I hate to do a review where I rehash the plot and bore you to tears, but it is a story of love, death, destruction and redemption.  I love it because it uses all the great elements of film noir and then adds a twist by giving us a golden age type of super hero being the focus of the story. One of my favorite scenes is where Sparks walks into the police station and he says “he wants to report his murder”. A cliché to be sure, but well done it is not about the cliché it is putting a story around it that makes the cliché a great element of the story.

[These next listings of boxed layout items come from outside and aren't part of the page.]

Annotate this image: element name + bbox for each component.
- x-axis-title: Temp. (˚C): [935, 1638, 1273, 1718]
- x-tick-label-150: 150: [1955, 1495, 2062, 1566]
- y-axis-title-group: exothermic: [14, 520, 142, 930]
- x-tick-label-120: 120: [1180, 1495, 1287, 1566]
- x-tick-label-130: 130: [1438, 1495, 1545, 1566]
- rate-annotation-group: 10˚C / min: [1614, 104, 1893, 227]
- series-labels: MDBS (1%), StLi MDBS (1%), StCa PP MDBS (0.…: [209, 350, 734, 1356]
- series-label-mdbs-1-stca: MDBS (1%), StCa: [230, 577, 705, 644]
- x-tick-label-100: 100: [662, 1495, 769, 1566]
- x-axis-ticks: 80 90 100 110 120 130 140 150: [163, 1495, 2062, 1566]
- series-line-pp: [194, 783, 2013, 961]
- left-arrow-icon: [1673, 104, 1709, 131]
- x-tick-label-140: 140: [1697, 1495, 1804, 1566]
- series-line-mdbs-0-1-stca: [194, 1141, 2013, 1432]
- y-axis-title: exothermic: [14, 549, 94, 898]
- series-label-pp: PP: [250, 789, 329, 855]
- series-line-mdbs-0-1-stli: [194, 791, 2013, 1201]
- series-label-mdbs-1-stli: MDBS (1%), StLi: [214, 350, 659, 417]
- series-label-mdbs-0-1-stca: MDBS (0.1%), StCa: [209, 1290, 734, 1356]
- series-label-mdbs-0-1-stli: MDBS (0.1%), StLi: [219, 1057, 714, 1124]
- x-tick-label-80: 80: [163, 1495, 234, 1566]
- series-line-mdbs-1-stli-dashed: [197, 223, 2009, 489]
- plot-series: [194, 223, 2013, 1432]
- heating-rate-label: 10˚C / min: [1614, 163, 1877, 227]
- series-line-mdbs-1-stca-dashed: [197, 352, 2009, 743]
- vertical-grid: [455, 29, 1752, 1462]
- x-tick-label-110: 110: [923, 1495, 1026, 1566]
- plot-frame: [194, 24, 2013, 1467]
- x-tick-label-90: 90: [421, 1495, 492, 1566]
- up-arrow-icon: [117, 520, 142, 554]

The story unfold and we get the origin of Sparks, the tough start, the move to the big city, the meeting of the love of his life and then it begins to unravel. We have a great bad guy, we have the man who pulls Sparks out of the depths of despair and gives him a life again. We have betrayals, double crosses, additional reveals and the layers of this onion are peeled back. You have to pay attention to the story and sometimes I had to flip back and forth and say “wait a minute wasn’t so and so doing this and not that”. That’s what I love about it, it is a rich story that is both complex and full or twists and turns and it is also a simple story of someone trying to be the hero and of course against all odds he ….well that would be telling.   

I’m not going to lie I have been a fan of this material for a long time and I’m almost giddy to see it has come to full life as a graphic novel and the movie; I can’t wait to see the entire movie. I’m also thrilled to see the story completed as a graphic novel. Now due to various and at this time unimportant reasons the art was completed by Tyler Endicott. Tyler did a good job, but the different artists are not my preference for how a graphic novel should be done. It is not a negative as much as it is an observation. Also the final cut had some differences from what I read a few years back and while I was a little taken aback, I believe the changes are for the best as a graphic novel is a different animal from a serialized format. One of the biggest problems this industry has is often presenting stories which work collected as chapters in a monthly book. Few writers appreciate that a monthly book is not a graphic novel. Christopher has shown great respect and intelligence in approaching every method of presenting the story in a fashion that best suits the medium he is presenting it in. The comic is different from the motion comic which is different from the graphic novel which is different from the movie. I’m looking forward to the musical.

If you couldn’t tell I think Sparks is worth checking out as both a graphic novel and a movie. My biggest hope is this movie gets enough traction to open in a lot of theatres as I want people to see that the super hero genre can be used in conjuncture with other types of story other then the straight super hero stuff Iron Man, Avengers and the rest are giving us. Again not knocking that material, I love it, but this story is just as cool in its own way.